Durante a subida e para o lado direito observamos a estrada 110 para Penela e continuando a perscrutar a paisagem, vemos ao longe a Serra da Lousã (o Trevim e o St. Ant.º da Neve) e o seu prolongamento para Sul.
Em primeiro plano uma vasta extensão de pinheiro-manso e pinheiro-bravo, que encontramos também ao longo da subida.
Também observamos a aldeia de Alcabideque, à frente. Mais para a direita Beiçudo e Casal Novo. À medida que vamos subindo, as árvores vão sendo mais escassas.
Os últimos metros da subida são muito íngremes.
Atingimos a cumeada. Os matos cobrem este solo.
Erguem-se várias elevações nas proximidades, a Sul: o Moinho do Outeiro (377 m) com a alta antena e o seu moinho de vento giratório; para a sua direita ergue-se o santuário da Sr.ª do Circo (406 m) e mais perto de nós os marcos geodésicos de Cruto (356 m) e de Pega (326 m).
Subimos mais um pouco. Do lado esquerdo, logo abaixo da estrada, alguns pequenos carvalhos. Recuperaram após um antigo incêndio.
Abundam os carrascos, roselhas, tojos e herbáceas.
Atingimos o ponto mais alto e começamos logo a descer, agora com vistas em frente para Condeixa-a-Velha e Nova.
Logo após efectuarmos uma curva para a direita e depois de passarmos os eucaliptos, ficamos com melhores vistas para Condeixa, o Museu e a Mata da Bufarda (do lado esquerdo).
À direita de um monte à nossa frente, Alcabideque.
Os medronheiros começam a surgir e aumentam em número e tamanho à medida que descemos. Surgem os pinheiros-mansos.
Também se vêem pinheiros-bravos, troviscos e sanguinho-das-sebes.
A vegetação torna-se densa.
O estradão inclina-se para a direita, aproximando-nos da estrada para Penela.

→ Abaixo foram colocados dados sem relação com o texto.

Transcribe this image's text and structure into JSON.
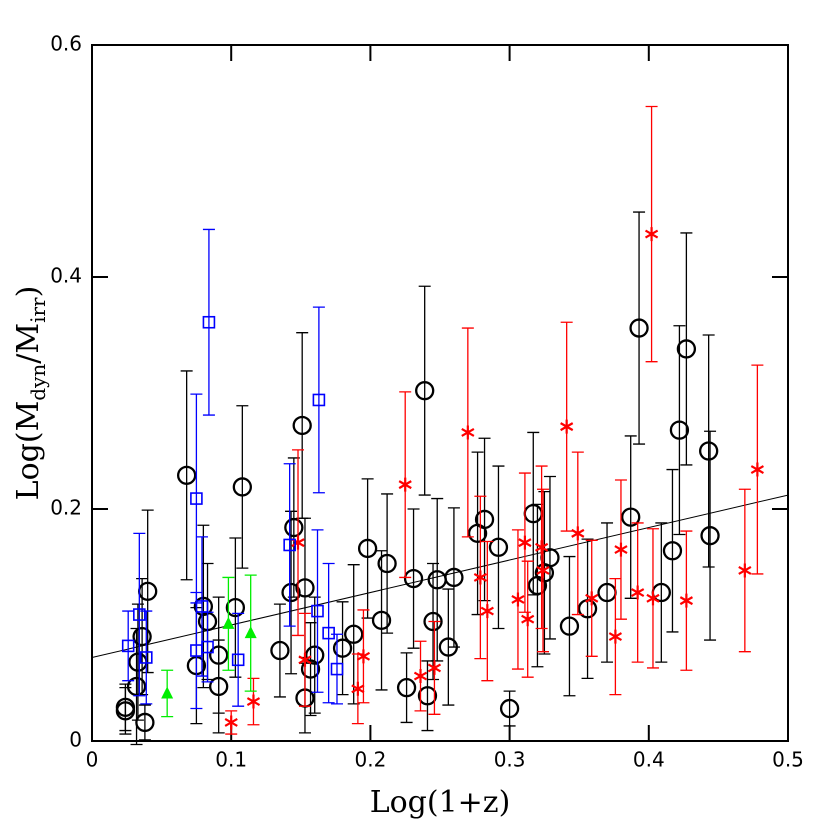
{
  "chart_data": {
    "type": "scatter",
    "xlabel": "Log(1+z)",
    "ylabel": [
      "Log(M",
      "dyn",
      "/M",
      "irr",
      ")"
    ],
    "xlim": [
      0,
      0.5
    ],
    "ylim": [
      0,
      0.6
    ],
    "xticks": [
      0,
      0.1,
      0.2,
      0.3,
      0.4,
      0.5
    ],
    "yticks": [
      0,
      0.2,
      0.4,
      0.6
    ],
    "fit": {
      "color": "#000000",
      "x": [
        0,
        0.5
      ],
      "y": [
        0.072,
        0.212
      ]
    },
    "series": [
      {
        "marker": "circle",
        "color": "#000000",
        "x": [
          0.024,
          0.024,
          0.032,
          0.033,
          0.036,
          0.038,
          0.04,
          0.068,
          0.075,
          0.08,
          0.083,
          0.091,
          0.091,
          0.103,
          0.108,
          0.135,
          0.143,
          0.145,
          0.151,
          0.153,
          0.153,
          0.157,
          0.16,
          0.18,
          0.188,
          0.198,
          0.208,
          0.212,
          0.226,
          0.231,
          0.239,
          0.241,
          0.245,
          0.248,
          0.256,
          0.26,
          0.277,
          0.282,
          0.292,
          0.3,
          0.317,
          0.32,
          0.325,
          0.329,
          0.343,
          0.356,
          0.37,
          0.387,
          0.393,
          0.409,
          0.417,
          0.422,
          0.427,
          0.443,
          0.444
        ],
        "values": [
          0.029,
          0.026,
          0.047,
          0.068,
          0.09,
          0.016,
          0.129,
          0.229,
          0.065,
          0.116,
          0.103,
          0.074,
          0.047,
          0.115,
          0.219,
          0.078,
          0.128,
          0.184,
          0.272,
          0.132,
          0.037,
          0.062,
          0.074,
          0.08,
          0.092,
          0.166,
          0.104,
          0.153,
          0.046,
          0.14,
          0.302,
          0.039,
          0.103,
          0.139,
          0.081,
          0.141,
          0.179,
          0.191,
          0.167,
          0.028,
          0.196,
          0.134,
          0.145,
          0.158,
          0.099,
          0.114,
          0.128,
          0.193,
          0.356,
          0.128,
          0.164,
          0.268,
          0.338,
          0.25,
          0.177
        ],
        "errors": [
          0.02,
          0.02,
          0.05,
          0.05,
          0.05,
          0.015,
          0.07,
          0.09,
          0.05,
          0.07,
          0.05,
          0.05,
          0.04,
          0.06,
          0.07,
          0.04,
          0.07,
          0.06,
          0.08,
          0.06,
          0.03,
          0.04,
          0.05,
          0.04,
          0.06,
          0.06,
          0.06,
          0.06,
          0.03,
          0.06,
          0.09,
          0.03,
          0.05,
          0.07,
          0.05,
          0.06,
          0.07,
          0.07,
          0.07,
          0.015,
          0.07,
          0.07,
          0.07,
          0.07,
          0.06,
          0.06,
          0.06,
          0.07,
          0.1,
          0.06,
          0.07,
          0.09,
          0.1,
          0.1,
          0.09
        ]
      },
      {
        "marker": "star",
        "color": "#ff0000",
        "x": [
          0.1,
          0.116,
          0.148,
          0.153,
          0.191,
          0.195,
          0.225,
          0.236,
          0.246,
          0.27,
          0.279,
          0.284,
          0.306,
          0.311,
          0.313,
          0.323,
          0.324,
          0.341,
          0.349,
          0.359,
          0.376,
          0.38,
          0.392,
          0.402,
          0.403,
          0.427,
          0.469,
          0.478
        ],
        "values": [
          0.016,
          0.034,
          0.171,
          0.07,
          0.045,
          0.073,
          0.221,
          0.056,
          0.063,
          0.266,
          0.141,
          0.112,
          0.122,
          0.171,
          0.105,
          0.167,
          0.147,
          0.271,
          0.179,
          0.123,
          0.09,
          0.165,
          0.128,
          0.437,
          0.123,
          0.121,
          0.147,
          0.234
        ],
        "errors": [
          0.01,
          0.02,
          0.08,
          0.04,
          0.03,
          0.04,
          0.08,
          0.03,
          0.04,
          0.09,
          0.07,
          0.06,
          0.06,
          0.06,
          0.05,
          0.07,
          0.07,
          0.09,
          0.07,
          0.05,
          0.05,
          0.06,
          0.06,
          0.11,
          0.06,
          0.06,
          0.07,
          0.09
        ]
      },
      {
        "marker": "square",
        "color": "#0000ff",
        "x": [
          0.026,
          0.034,
          0.039,
          0.075,
          0.075,
          0.079,
          0.083,
          0.084,
          0.105,
          0.142,
          0.162,
          0.163,
          0.17,
          0.176
        ],
        "values": [
          0.082,
          0.109,
          0.072,
          0.078,
          0.209,
          0.116,
          0.081,
          0.361,
          0.07,
          0.169,
          0.112,
          0.294,
          0.093,
          0.062
        ],
        "errors": [
          0.03,
          0.07,
          0.04,
          0.05,
          0.09,
          0.06,
          0.03,
          0.08,
          0.04,
          0.07,
          0.07,
          0.08,
          0.06,
          0.03
        ]
      },
      {
        "marker": "triangle",
        "color": "#00ee00",
        "x": [
          0.054,
          0.098,
          0.114
        ],
        "values": [
          0.041,
          0.101,
          0.093
        ],
        "errors": [
          0.02,
          0.04,
          0.05
        ]
      }
    ]
  }
}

No final da descida seguimos para a esquerda em vez da direita.
Ciprestes, eucaliptos, carvalhos-cerquinhos.
Um sobreiro do lado esquerdo indica-nos a aproximação de um cruzamento.
Subimos pela esquerda. Muita vegetação margina a estrada, quase “sufocando-a”. Sanguinho-das-sebes, madressilva, carvalhos-cerquinhos, medronheiros, pilriteiros, carrascos, sobreiros, ciprestes e pinheiros-mansos.
Um pouco acima chegamos a outra bifurcação. Continuamos em frente, sempre a subir. Mais acima a estrada aplana. Vêem-se mais pinheiros-mansos e bravos. Alguns medronheiros atingem os três metros de altura.
Algum tempo depois atingimos outro cruzamento. Continuamos pela direita, descendo.
A vegetação mantém-se, aumentam os pinheiros-mansos.
Mais abaixo surge um eucaliptal do lado direito.
Mantemo-nos sempre na mesma estrada que desce em direcção ao Museu.
A certa altura algumas azinheiras tombam por cima da estrada, quase formando um túnel.
Só para sua orientação, esta parte do percurso progride paralelamente ao rio dos Mouros, afastado de nós poucas dezenas de metros à esquerda.
Surgem os olivais quando o caminho aplana e passamos a ter um muro alto do lado direito.
Logo depois a estrada termina nas traseiras do Museu. Pela direita atingimos o parque de estacionamento.